Getting on the Ride

Then – January 2, 1998

Reality set in, in a big way, today.  I don’t think I realized how much I am giving up to be with him.  I  love my new apartment, living in Los Angeles, my career, and independence, but I know I love him more.  I know I will go to him.  I hope I don’t completely lose my sense of independence and freedom.  I’m going to miss my sister, and all my friends on the west coast.  I’ll still be able to visit.  I know I’ll feel better after I talk to him again.  I know I just can’t stay here with him so far away.  I love him and ache all over needing to be with him.

Later that day…

Well after three hours on the phone, I think I had my fix.  We have a lot to work out, but in the long run – actually in the near future, things will be okay.

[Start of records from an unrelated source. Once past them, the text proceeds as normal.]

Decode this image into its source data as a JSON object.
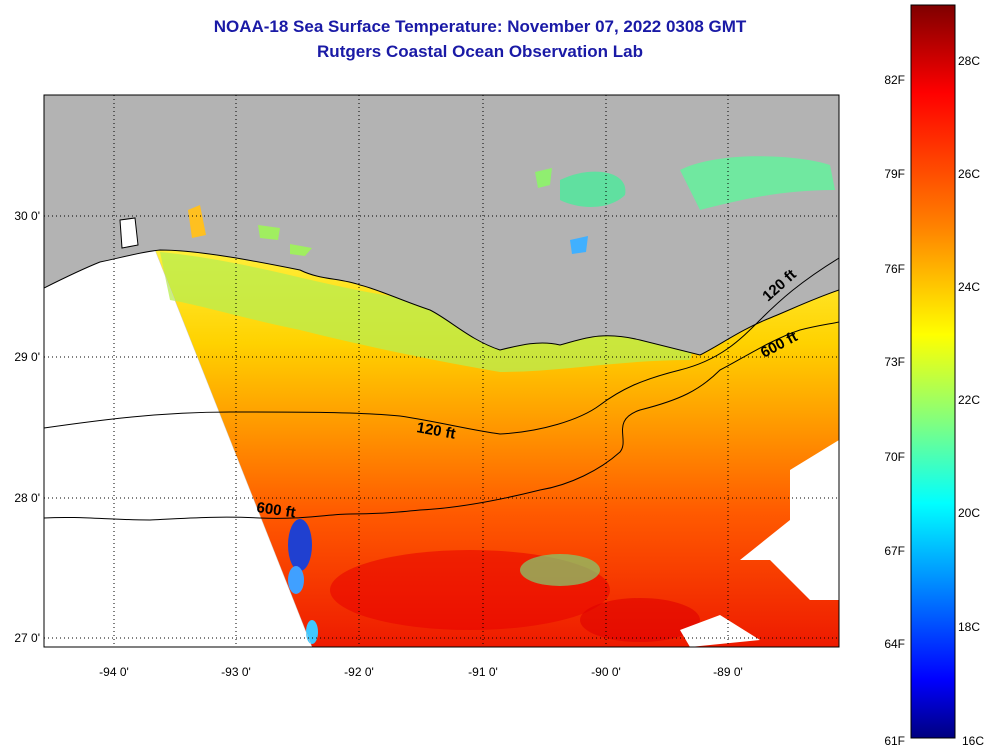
{
  "title": {
    "line1": "NOAA-18 Sea Surface Temperature:  November 07, 2022 0308 GMT",
    "line2": "Rutgers Coastal Ocean Observation Lab"
  },
  "map": {
    "region": "Northern Gulf of Mexico / Louisiana coast",
    "land_color": "#b3b3b3",
    "no_data_color": "#ffffff",
    "lat_labels": [
      "30 0'",
      "29 0'",
      "28 0'",
      "27 0'"
    ],
    "lon_labels": [
      "-94 0'",
      "-93 0'",
      "-92 0'",
      "-91 0'",
      "-90 0'",
      "-89 0'"
    ],
    "contours": [
      {
        "label": "120 ft"
      },
      {
        "label": "600 ft"
      }
    ]
  },
  "colorbar": {
    "fahrenheit_labels": [
      "82F",
      "79F",
      "76F",
      "73F",
      "70F",
      "67F",
      "64F",
      "61F"
    ],
    "celsius_labels": [
      "28C",
      "26C",
      "24C",
      "22C",
      "20C",
      "18C",
      "16C"
    ],
    "colors": [
      "#7f0000",
      "#ff0000",
      "#ff7f00",
      "#ffff00",
      "#7fff7f",
      "#00ffff",
      "#007fff",
      "#0000ff",
      "#00007f"
    ]
  }
}
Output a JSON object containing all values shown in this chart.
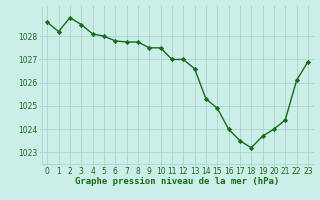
{
  "x": [
    0,
    1,
    2,
    3,
    4,
    5,
    6,
    7,
    8,
    9,
    10,
    11,
    12,
    13,
    14,
    15,
    16,
    17,
    18,
    19,
    20,
    21,
    22,
    23
  ],
  "y": [
    1028.6,
    1028.2,
    1028.8,
    1028.5,
    1028.1,
    1028.0,
    1027.8,
    1027.75,
    1027.75,
    1027.5,
    1027.5,
    1027.0,
    1027.0,
    1026.6,
    1025.3,
    1024.9,
    1024.0,
    1023.5,
    1023.2,
    1023.7,
    1024.0,
    1024.4,
    1026.1,
    1026.9
  ],
  "line_color": "#1a6b1a",
  "marker": "D",
  "markersize": 2.2,
  "linewidth": 1.0,
  "bg_color": "#cceee8",
  "grid_color": "#aad4cc",
  "xlabel": "Graphe pression niveau de la mer (hPa)",
  "xlabel_fontsize": 6.5,
  "ylabel_ticks": [
    1023,
    1024,
    1025,
    1026,
    1027,
    1028
  ],
  "xlim": [
    -0.5,
    23.5
  ],
  "ylim": [
    1022.5,
    1029.3
  ],
  "title_color": "#1a6b1a",
  "tick_fontsize": 5.5,
  "xtick_labels": [
    "0",
    "1",
    "2",
    "3",
    "4",
    "5",
    "6",
    "7",
    "8",
    "9",
    "10",
    "11",
    "12",
    "13",
    "14",
    "15",
    "16",
    "17",
    "18",
    "19",
    "20",
    "21",
    "22",
    "23"
  ]
}
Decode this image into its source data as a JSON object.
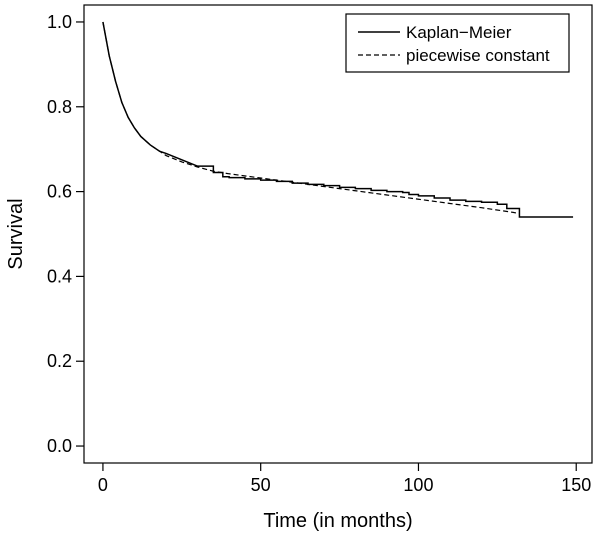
{
  "chart_data": {
    "type": "line",
    "xlabel": "Time (in months)",
    "ylabel": "Survival",
    "xlim": [
      -6,
      155
    ],
    "ylim": [
      -0.04,
      1.04
    ],
    "x_ticks": [
      0,
      50,
      100,
      150
    ],
    "y_ticks": [
      0.0,
      0.2,
      0.4,
      0.6,
      0.8,
      1.0
    ],
    "x_tick_labels": [
      "0",
      "50",
      "100",
      "150"
    ],
    "y_tick_labels": [
      "0.0",
      "0.2",
      "0.4",
      "0.6",
      "0.8",
      "1.0"
    ],
    "grid": false,
    "legend_position": "top-right",
    "series": [
      {
        "name": "Kaplan−Meier",
        "style": "solid",
        "step": true,
        "x": [
          0,
          1,
          2,
          3,
          4,
          5,
          6,
          8,
          10,
          12,
          15,
          18,
          20,
          25,
          30,
          35,
          38,
          40,
          45,
          50,
          55,
          60,
          65,
          70,
          75,
          80,
          85,
          90,
          95,
          97,
          100,
          105,
          110,
          115,
          120,
          125,
          128,
          130,
          132,
          140,
          149
        ],
        "y": [
          1.0,
          0.96,
          0.92,
          0.89,
          0.86,
          0.835,
          0.81,
          0.775,
          0.75,
          0.73,
          0.71,
          0.695,
          0.69,
          0.675,
          0.66,
          0.645,
          0.635,
          0.633,
          0.63,
          0.627,
          0.624,
          0.62,
          0.617,
          0.614,
          0.61,
          0.607,
          0.603,
          0.6,
          0.598,
          0.593,
          0.59,
          0.585,
          0.58,
          0.577,
          0.575,
          0.57,
          0.56,
          0.56,
          0.54,
          0.54,
          0.54
        ]
      },
      {
        "name": "piecewise constant",
        "style": "dashed",
        "step": false,
        "x": [
          0,
          1,
          2,
          3,
          4,
          5,
          6,
          8,
          10,
          12,
          15,
          18,
          20,
          25,
          30,
          35,
          40,
          50,
          60,
          70,
          80,
          90,
          100,
          110,
          120,
          130,
          132
        ],
        "y": [
          1.0,
          0.96,
          0.92,
          0.89,
          0.86,
          0.835,
          0.81,
          0.775,
          0.75,
          0.73,
          0.71,
          0.695,
          0.685,
          0.67,
          0.658,
          0.648,
          0.642,
          0.632,
          0.622,
          0.612,
          0.602,
          0.592,
          0.582,
          0.572,
          0.562,
          0.551,
          0.548
        ]
      }
    ]
  }
}
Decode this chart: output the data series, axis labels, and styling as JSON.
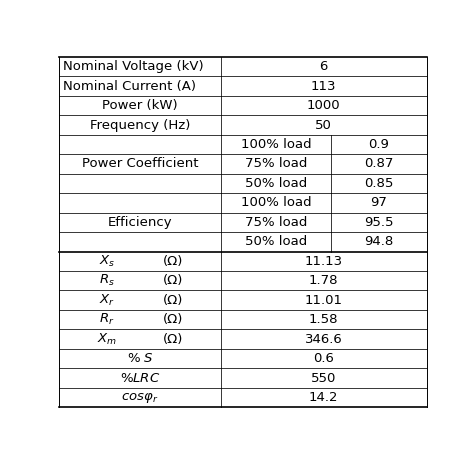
{
  "bg_color": "#ffffff",
  "line_color": "#000000",
  "text_color": "#000000",
  "figsize": [
    4.74,
    4.74
  ],
  "dpi": 100,
  "c1": 0.44,
  "c2": 0.74,
  "c3": 1.0,
  "fs": 9.5,
  "fs_param": 9.5,
  "simple_rows": [
    {
      "label": "Nominal Voltage (kV)",
      "value": "6"
    },
    {
      "label": "Nominal Current (A)",
      "value": "113"
    },
    {
      "label": "Power (kW)",
      "value": "1000"
    },
    {
      "label": "Frequency (Hz)",
      "value": "50"
    }
  ],
  "pc_label": "Power Coefficient",
  "pc_rows": [
    {
      "load": "100% load",
      "value": "0.9"
    },
    {
      "load": "75% load",
      "value": "0.87"
    },
    {
      "load": "50% load",
      "value": "0.85"
    }
  ],
  "eff_label": "Efficiency",
  "eff_rows": [
    {
      "load": "100% load",
      "value": "97"
    },
    {
      "load": "75% load",
      "value": "95.5"
    },
    {
      "load": "50% load",
      "value": "94.8"
    }
  ],
  "param_rows": [
    {
      "label": "$X_s$",
      "unit": "(Ω)",
      "value": "11.13"
    },
    {
      "label": "$R_s$",
      "unit": "(Ω)",
      "value": "1.78"
    },
    {
      "label": "$X_r$",
      "unit": "(Ω)",
      "value": "11.01"
    },
    {
      "label": "$R_r$",
      "unit": "(Ω)",
      "value": "1.58"
    },
    {
      "label": "$X_m$",
      "unit": "(Ω)",
      "value": "346.6"
    },
    {
      "label": "$\\%\\ S$",
      "unit": null,
      "value": "0.6"
    },
    {
      "label": "$\\%LRC$",
      "unit": null,
      "value": "550"
    },
    {
      "label": "$cos\\varphi_r$",
      "unit": null,
      "value": "14.2"
    }
  ]
}
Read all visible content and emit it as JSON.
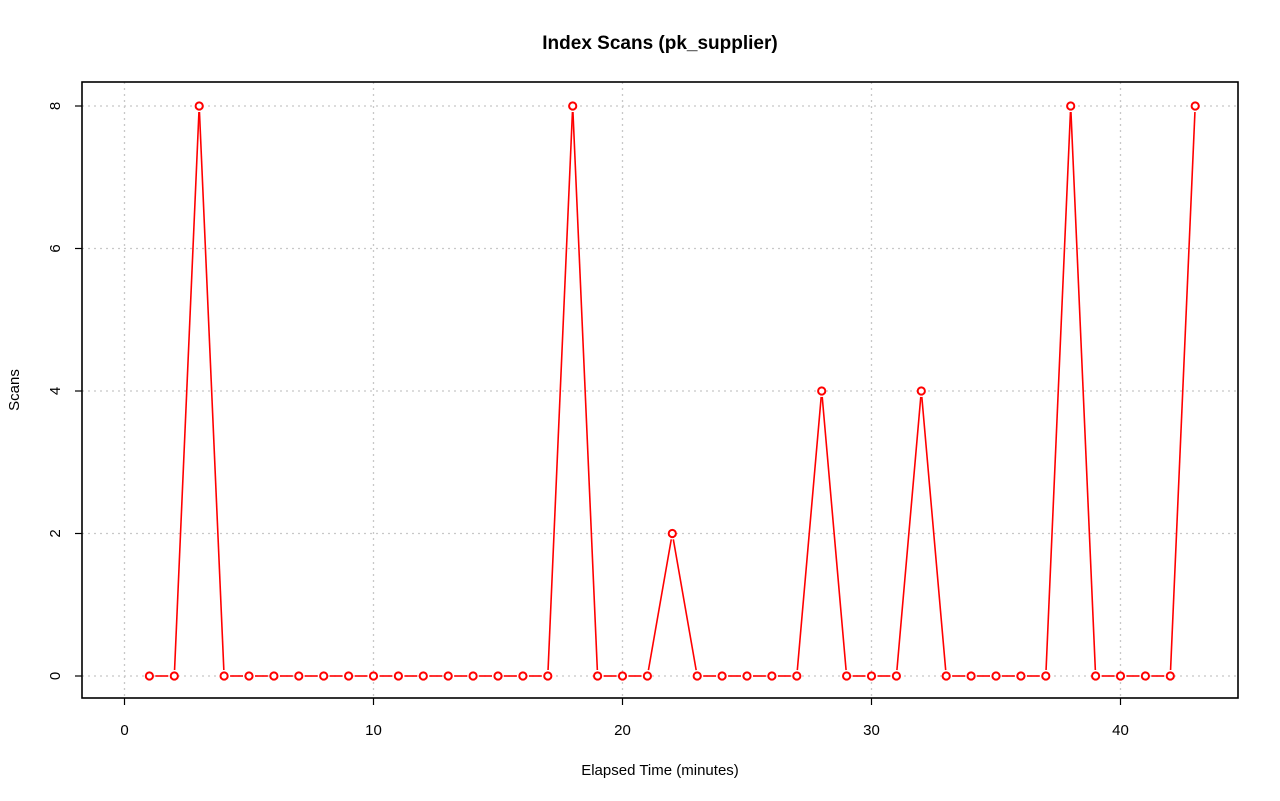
{
  "chart_data": {
    "type": "line",
    "title": "Index Scans (pk_supplier)",
    "xlabel": "Elapsed Time (minutes)",
    "ylabel": "Scans",
    "xlim": [
      0,
      45
    ],
    "ylim": [
      0,
      8
    ],
    "x_ticks": [
      0,
      10,
      20,
      30,
      40
    ],
    "y_ticks": [
      0,
      2,
      4,
      6,
      8
    ],
    "grid": true,
    "series": [
      {
        "color": "#ff0000",
        "x": [
          1,
          2,
          3,
          4,
          5,
          6,
          7,
          8,
          9,
          10,
          11,
          12,
          13,
          14,
          15,
          16,
          17,
          18,
          19,
          20,
          21,
          22,
          23,
          24,
          25,
          26,
          27,
          28,
          29,
          30,
          31,
          32,
          33,
          34,
          35,
          36,
          37,
          38,
          39,
          40,
          41,
          42,
          43
        ],
        "y": [
          0,
          0,
          8,
          0,
          0,
          0,
          0,
          0,
          0,
          0,
          0,
          0,
          0,
          0,
          0,
          0,
          0,
          8,
          0,
          0,
          0,
          2,
          0,
          0,
          0,
          0,
          0,
          4,
          0,
          0,
          0,
          4,
          0,
          0,
          0,
          0,
          0,
          8,
          0,
          0,
          0,
          0,
          8
        ]
      }
    ]
  }
}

Tomorrow I am going to look for a birthday present for him.  I’m going to make him chocolate truffles for Valentine’s Day and I won’t even have to ship them.  I’m off to get some much needed sleep.

Now

Somehow I knew even then that I was putting too many eggs into one basket.  Emotionally I didn’t give myself any choice.  My brain did not kick in to require me to allow more time to let the relationship develop.  I committed to moving so quickly.  It seemed safe.  I had known his family for so many years.  What was the worst thing that could happen?  I would move to NYC and get to experience all that it had to offer.  If the relationship didn’t work, I would figure it out from there.  Problem is that I’m still figuring it out!  It was like getting on a ride that kept going faster and faster.  Now here I am 15 years later and I still can’t figure out if it’s time to get off the ride.